While legacy code and the human-centric design mindset are significant hurdles, I believe the deepest blocker is more subtle: The “Who Pays for the Sidewalk?” Problem.

​Right now, machine-readable APIs are treated like a public sidewalk. Everyone agrees it would be great to have a clean, well-defined path for AIs to walk on, but no single team has a direct, immediate incentive to build and maintain it.

​Think about the incentives in most organizations:

  • ​The Backend Developer: Their primary KPI is shipping a functional endpoint for a specific feature by the end of the sprint. Adding rich, semantic metadata and perfect OpenAPI specs is seen as “extra work” that slows down their core task.

  • ​The Product Manager: They are measured on user-facing feature adoption and business metrics.
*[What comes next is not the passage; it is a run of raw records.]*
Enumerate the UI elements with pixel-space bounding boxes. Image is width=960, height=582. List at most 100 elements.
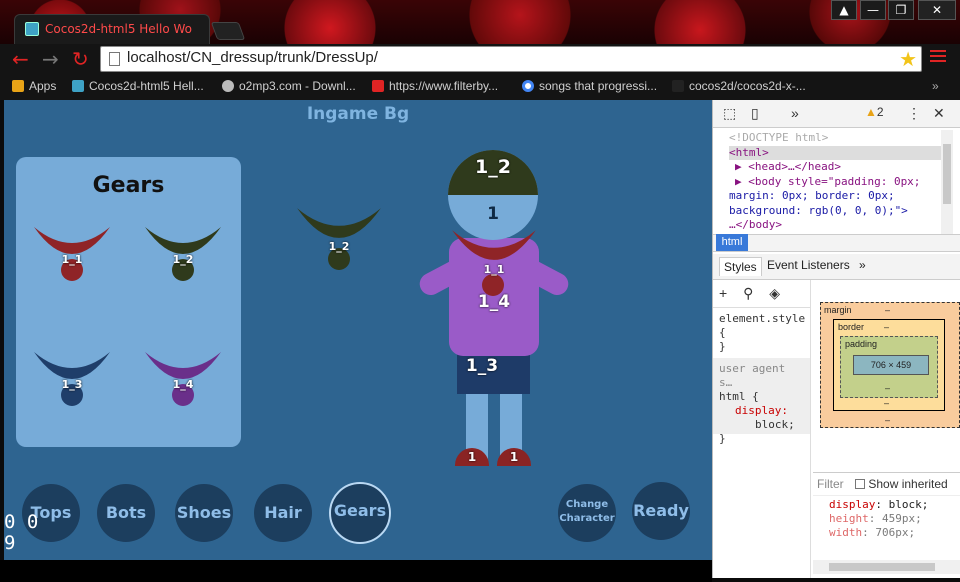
bookmark-github[interactable]: cocos2d/cocos2d-x-... — [672, 79, 806, 93]
rule-open: { — [719, 326, 726, 339]
fps-counter: 0 0 9 — [4, 512, 44, 554]
gear-label: 1_2 — [172, 253, 194, 266]
styles-pane: + ⚲ ◈ element.style { } user agent s… ht… — [713, 280, 811, 578]
color-format-icon[interactable]: ◈ — [769, 285, 780, 301]
device-mode-icon[interactable]: ▯ — [751, 105, 759, 122]
tab-styles[interactable]: Styles — [719, 257, 762, 276]
computed-filter-bar: Filter Show inherited — [813, 472, 960, 496]
devtools-toolbar: ⬚ ▯ » ▲2 ⋮ ✕ — [713, 100, 960, 128]
border-bottom: – — [884, 398, 890, 408]
gears-button[interactable]: Gears — [329, 482, 391, 544]
bookmark-apps[interactable]: Apps — [12, 79, 56, 93]
window-titlebar: Cocos2d-html5 Hello Wo ▲ — ❐ ✕ — [0, 0, 960, 44]
warning-count: 2 — [876, 105, 884, 119]
dom-html-node[interactable]: <html> — [729, 145, 941, 160]
bots-button[interactable]: Bots — [97, 484, 155, 542]
pin-icon[interactable]: ⚲ — [743, 285, 753, 301]
hair-button[interactable]: Hair — [254, 484, 312, 542]
computed-properties: display: block; height: 459px; width: 70… — [829, 498, 928, 540]
gear-item-1-1[interactable]: 1_1 — [32, 225, 112, 289]
devtools-menu-icon[interactable]: ⋮ — [907, 105, 921, 122]
dom-scrollbar[interactable] — [941, 130, 953, 234]
inspect-element-icon[interactable]: ⬚ — [723, 105, 736, 122]
box-margin: margin – border – padding 706 × 459 – – … — [820, 302, 960, 428]
tabs-overflow-icon[interactable]: » — [859, 258, 866, 272]
gear-item-1-2[interactable]: 1_2 — [143, 225, 223, 289]
show-inherited-label: Show inherited — [868, 477, 948, 491]
change-character-button[interactable]: Change Character — [558, 484, 616, 542]
new-rule-icon[interactable]: + — [719, 285, 727, 301]
margin-label: margin — [824, 305, 852, 315]
shoe-left-label: 1 — [467, 450, 477, 464]
browser-menu-icon[interactable] — [930, 50, 946, 64]
show-inherited-checkbox[interactable] — [855, 479, 865, 489]
gear-label: 1_2 — [328, 240, 350, 253]
breadcrumb-bar — [713, 234, 960, 252]
address-bar[interactable]: localhost/CN_dressup/trunk/DressUp/ ★ — [100, 46, 922, 72]
computed-prop: width — [829, 526, 863, 539]
more-panels-icon[interactable]: » — [791, 105, 799, 121]
ua-source: user agent s… — [719, 362, 786, 389]
gear-item-1-4[interactable]: 1_4 — [143, 350, 223, 414]
tab-event-listeners[interactable]: Event Listeners — [767, 258, 850, 272]
breadcrumb-html[interactable]: html — [716, 234, 748, 251]
fps-line-1: 0 0 — [4, 511, 39, 533]
game-canvas[interactable]: Ingame Bg Gears 1_1 1_2 1_3 1_4 1_2 1 1 … — [4, 100, 712, 560]
computed-value: 459px; — [882, 512, 922, 525]
browser-tab[interactable]: Cocos2d-html5 Hello Wo — [14, 14, 210, 44]
box-content: 706 × 459 — [853, 355, 929, 375]
margin-top: – — [885, 305, 891, 315]
filter-input[interactable]: Filter — [817, 477, 844, 491]
shoes-button[interactable]: Shoes — [175, 484, 233, 542]
profile-button[interactable]: ▲ — [831, 0, 857, 20]
ua-prop: display: — [735, 404, 788, 417]
ready-button[interactable]: Ready — [632, 482, 690, 540]
google-icon — [522, 80, 534, 92]
dom-body-node[interactable]: ▶ <body style="padding: 0px; — [729, 175, 941, 190]
show-inherited-toggle[interactable]: Show inherited — [855, 477, 948, 491]
maximize-button[interactable]: ❐ — [888, 0, 914, 20]
bookmark-o2mp3[interactable]: o2mp3.com - Downl... — [222, 79, 356, 93]
computed-row: height: 459px; — [829, 512, 922, 525]
back-arrow-icon[interactable]: ← — [12, 49, 29, 69]
rule-selector: element.style — [719, 312, 806, 325]
box-model: margin – border – padding 706 × 459 – – … — [813, 280, 960, 450]
gear-label: 1_4 — [172, 378, 194, 391]
bottom-label: 1_3 — [465, 356, 499, 376]
close-window-button[interactable]: ✕ — [918, 0, 956, 20]
bookmark-cocos[interactable]: Cocos2d-html5 Hell... — [72, 79, 204, 93]
fb-icon — [372, 80, 384, 92]
dom-head-node[interactable]: ▶ <head>…</head> — [729, 160, 941, 175]
bookmark-label: cocos2d/cocos2d-x-... — [689, 79, 806, 93]
dragged-gear-1-2[interactable]: 1_2 — [294, 206, 384, 272]
forward-arrow-icon[interactable]: → — [42, 49, 59, 69]
bookmark-songs[interactable]: songs that progressi... — [522, 79, 657, 93]
bookmarks-overflow-icon[interactable]: » — [932, 79, 939, 93]
dom-body-attr-1: margin: 0px; border: 0px; — [729, 189, 895, 202]
reload-icon[interactable]: ↻ — [72, 49, 89, 69]
panel-title: Gears — [92, 173, 165, 198]
bookmark-filterby[interactable]: https://www.filterby... — [372, 79, 498, 93]
devtools-close-icon[interactable]: ✕ — [933, 105, 945, 122]
bookmark-label: https://www.filterby... — [389, 79, 499, 93]
padding-bottom: – — [885, 383, 891, 393]
bookmark-star-icon[interactable]: ★ — [899, 47, 917, 71]
bookmark-label: songs that progressi... — [539, 79, 658, 93]
warning-icon: ▲ — [865, 105, 877, 119]
warnings-badge[interactable]: ▲2 — [865, 105, 884, 119]
computed-scrollbar[interactable] — [813, 560, 960, 574]
box-padding: padding 706 × 459 – — [840, 336, 938, 398]
new-tab-button[interactable] — [210, 22, 246, 40]
dom-tree: <!DOCTYPE html> <html> ▶ <head>…</head> … — [713, 128, 941, 236]
gear-item-1-3[interactable]: 1_3 — [32, 350, 112, 414]
box-border: border – padding 706 × 459 – – — [833, 319, 945, 411]
minimize-button[interactable]: — — [860, 0, 886, 20]
bookmark-label: Apps — [29, 79, 57, 93]
bookmarks-bar: Apps Cocos2d-html5 Hell... o2mp3.com - D… — [0, 74, 960, 100]
border-top: – — [884, 322, 890, 332]
ua-selector: html { — [719, 390, 759, 403]
page-bottom-area — [0, 560, 712, 582]
cocos-icon — [72, 80, 84, 92]
dom-doctype: <!DOCTYPE html> — [729, 131, 829, 144]
address-url[interactable]: localhost/CN_dressup/trunk/DressUp/ — [127, 49, 378, 66]
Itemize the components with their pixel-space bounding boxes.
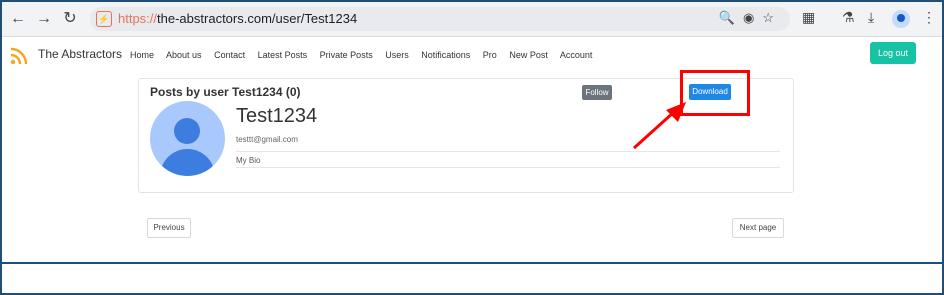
posts-title: Posts by user Test1234 (0) <box>150 85 301 99</box>
menu-about-us[interactable]: About us <box>166 50 202 60</box>
menu-contact[interactable]: Contact <box>214 50 245 60</box>
url-scheme: https:// <box>118 11 158 26</box>
menu-new-post[interactable]: New Post <box>509 50 548 60</box>
next-page-button[interactable]: Next page <box>732 218 784 238</box>
bookmark-star-icon[interactable]: ☆ <box>762 10 782 25</box>
menu-users[interactable]: Users <box>385 50 409 60</box>
logout-button[interactable]: Log out <box>870 42 916 64</box>
browser-toolbar: ← → ↻ ⚡ https://the-abstractors.com/user… <box>2 2 942 37</box>
avatar-head <box>174 118 200 144</box>
user-avatar <box>150 101 225 176</box>
divider <box>236 167 780 168</box>
menu-home[interactable]: Home <box>130 50 154 60</box>
menu-pro[interactable]: Pro <box>483 50 497 60</box>
url-path: the-abstractors.com/user/Test1234 <box>157 11 358 26</box>
avatar-body <box>160 149 215 176</box>
downloads-icon[interactable]: ⤓ <box>868 9 874 26</box>
labs-flask-icon[interactable]: ⚗ <box>842 9 855 26</box>
main-menu: Home About us Contact Latest Posts Priva… <box>130 50 602 60</box>
follow-button[interactable]: Follow <box>582 85 612 100</box>
zoom-icon[interactable]: 🔍 <box>719 10 743 25</box>
annotation-arrow <box>632 102 686 150</box>
menu-latest-posts[interactable]: Latest Posts <box>258 50 308 60</box>
address-actions: 🔍◉☆ <box>719 10 782 26</box>
address-bar[interactable]: ⚡ https://the-abstractors.com/user/Test1… <box>90 7 790 31</box>
profile-avatar-icon[interactable] <box>892 10 910 28</box>
menu-kebab-icon[interactable]: ⋮ <box>922 9 936 26</box>
tracking-protection-icon[interactable]: ◉ <box>743 10 762 25</box>
back-icon[interactable]: ← <box>8 9 28 29</box>
rss-logo-icon <box>10 47 28 65</box>
reload-icon[interactable]: ↻ <box>60 9 80 29</box>
menu-private-posts[interactable]: Private Posts <box>320 50 373 60</box>
url-text[interactable]: https://the-abstractors.com/user/Test123… <box>118 11 357 26</box>
menu-account[interactable]: Account <box>560 50 593 60</box>
previous-page-button[interactable]: Previous <box>147 218 191 238</box>
extensions-icon[interactable]: ▦ <box>802 9 815 26</box>
divider <box>236 151 780 152</box>
forward-icon[interactable]: → <box>34 9 54 29</box>
profile-bio: My Bio <box>236 156 261 165</box>
menu-notifications[interactable]: Notifications <box>421 50 470 60</box>
profile-username: Test1234 <box>236 105 318 127</box>
site-navbar: The Abstractors Home About us Contact La… <box>2 37 942 73</box>
highlight-box <box>680 70 750 116</box>
section-divider <box>2 262 942 264</box>
profile-email: testtt@gmail.com <box>236 135 298 144</box>
site-brand[interactable]: The Abstractors <box>38 47 122 61</box>
site-info-icon[interactable]: ⚡ <box>96 11 112 27</box>
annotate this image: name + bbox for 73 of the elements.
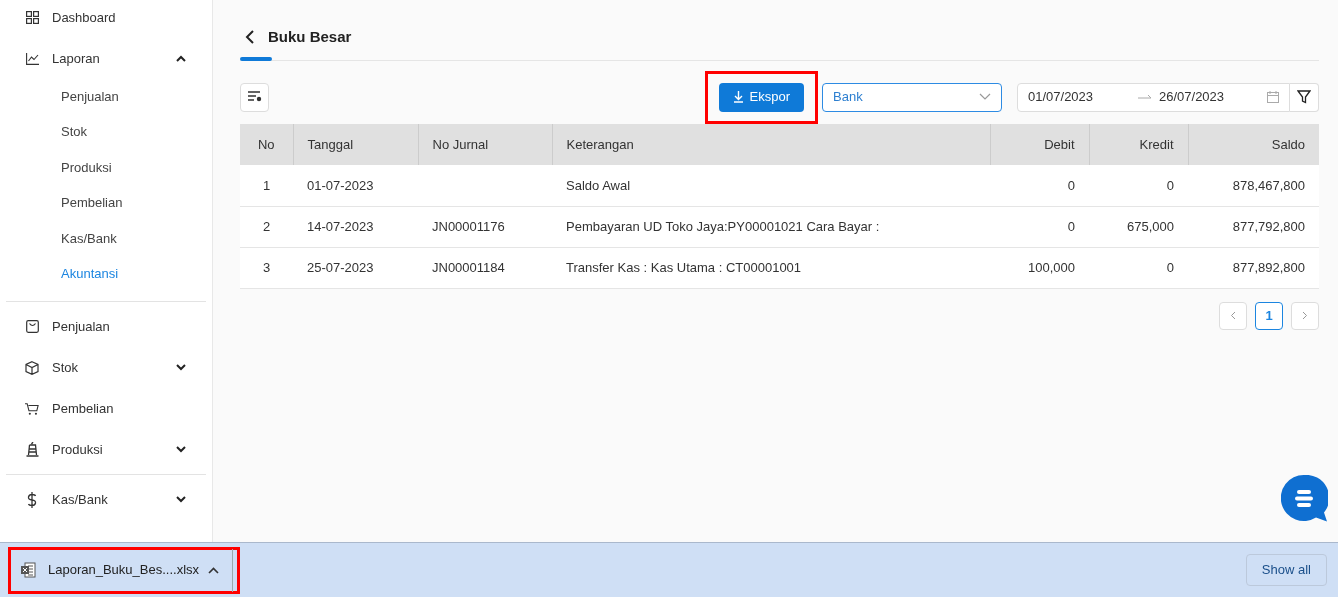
page-title: Buku Besar <box>268 26 352 47</box>
sidebar-subitem[interactable]: Penjualan <box>6 79 206 115</box>
filter-button[interactable] <box>1290 82 1319 112</box>
sidebar-subitem[interactable]: Akuntansi <box>6 255 206 292</box>
sidebar-subitem[interactable]: Produksi <box>6 149 206 186</box>
table-cell: 0 <box>1067 218 1075 234</box>
sidebar-item[interactable]: Penjualan <box>6 306 206 348</box>
chevron-up-icon[interactable] <box>176 55 186 62</box>
table-cell: 01-07-2023 <box>307 177 374 193</box>
column-header: Tanggal <box>293 124 418 165</box>
column-header: Keterangan <box>552 124 990 165</box>
table-cell: 0 <box>1166 259 1174 275</box>
chevron-down-icon <box>979 93 991 101</box>
chevron-left-icon <box>1230 311 1236 320</box>
column-header: Kredit <box>1089 124 1188 165</box>
table-cell: JN00001184 <box>432 259 505 275</box>
sidebar-subitem[interactable]: Kas/Bank <box>6 220 206 256</box>
export-button[interactable]: Ekspor <box>718 82 804 112</box>
sidebar-item[interactable]: Stok <box>6 347 206 389</box>
chat-button[interactable] <box>1281 475 1328 522</box>
column-header: Debit <box>990 124 1089 165</box>
download-item[interactable]: Laporan_Buku_Bes....xlsx <box>11 548 233 592</box>
filter-icon <box>1297 90 1311 104</box>
sidebar-subitem[interactable]: Stok <box>6 114 206 150</box>
date-range-field[interactable]: 01/07/2023 26/07/2023 <box>1017 82 1290 112</box>
back-icon[interactable] <box>244 29 256 45</box>
sidebar-item[interactable]: Laporan <box>6 38 206 79</box>
chevron-down-icon[interactable] <box>176 496 186 504</box>
chevron-up-icon[interactable] <box>208 566 219 574</box>
table-cell: Pembayaran UD Toko Jaya:PY00001021 Cara Bayar : <box>566 218 880 234</box>
column-settings-button[interactable] <box>240 82 269 112</box>
sidebar-item[interactable]: Kas/Bank <box>6 479 206 521</box>
table-cell: 1 <box>262 177 271 193</box>
box-icon <box>25 360 39 375</box>
cart-icon <box>25 401 39 416</box>
table-cell: 100,000 <box>1028 259 1075 275</box>
table-cell: 14-07-2023 <box>307 218 374 234</box>
download-icon <box>732 91 744 103</box>
sidebar-subitem[interactable]: Pembelian <box>6 185 206 221</box>
table-cell: 2 <box>262 218 271 234</box>
column-header: No Jurnal <box>418 124 552 165</box>
column-header: No <box>240 124 293 165</box>
column-header: Saldo <box>1188 124 1319 165</box>
table-cell: 0 <box>1166 177 1174 193</box>
spreadsheet-file-icon <box>20 562 36 578</box>
sidebar-item[interactable]: Produksi <box>6 429 206 471</box>
calendar-icon <box>1267 91 1279 103</box>
list-settings-icon <box>247 91 262 103</box>
line-chart-icon <box>25 52 39 65</box>
table-cell: 0 <box>1067 177 1075 193</box>
chevron-down-icon[interactable] <box>176 446 186 454</box>
chevron-down-icon[interactable] <box>176 364 186 372</box>
sidebar-item[interactable]: Dashboard <box>6 0 206 38</box>
table-cell: 877,792,800 <box>1232 218 1305 234</box>
table-cell: 675,000 <box>1127 218 1174 234</box>
show-all-button[interactable]: Show all <box>1245 554 1327 586</box>
table-cell: 878,467,800 <box>1232 177 1305 193</box>
tab-indicator <box>240 57 272 61</box>
page-button[interactable]: 1 <box>1255 301 1283 330</box>
account-select[interactable]: Bank <box>822 82 1002 112</box>
chevron-right-icon <box>1302 311 1308 320</box>
table-cell: 25-07-2023 <box>307 259 374 275</box>
table-cell: 3 <box>262 259 271 275</box>
sidebar-item[interactable]: Pembelian <box>6 388 206 430</box>
bag-icon <box>25 320 39 334</box>
table-cell: JN00001176 <box>432 218 505 234</box>
dollar-icon <box>27 491 37 508</box>
table-cell: Saldo Awal <box>566 177 631 193</box>
grid-icon <box>25 11 39 24</box>
chat-bubble-icon <box>1281 475 1328 522</box>
table-cell: 877,892,800 <box>1232 259 1305 275</box>
tower-icon <box>25 442 39 458</box>
table-cell: Transfer Kas : Kas Utama : CT00001001 <box>566 259 802 275</box>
The “AI-readiness” of the underlying API is an abstract, long-term benefit that doesn’t directly move their numbers this quarter.

  • ​The AI/ML Team: They are the consumers who desperately need these clean APIs, but they are often downstream and don’t have the mandate or resources to force changes in other teams’ roadmaps.

​This creates a classic “Tragedy of the API Commons.” The entire organization would benefit massively in the long run from a coherent, machine-readable API ecosystem. But in the short term, every individual team is incentivized to take shortcuts—to “cut across the grass”—to meet their immediate deadlines.

​Until we change how we measure success—by making API quality and machine-readability a first-class, shared KPI for product and engineering teams alike—we’ll be stuck in a cycle of treating it as a “nice-to-have” rather than the critical infrastructure it’s becoming. The problem isn’t the technology; it’s the organizational and economic framework we build around it.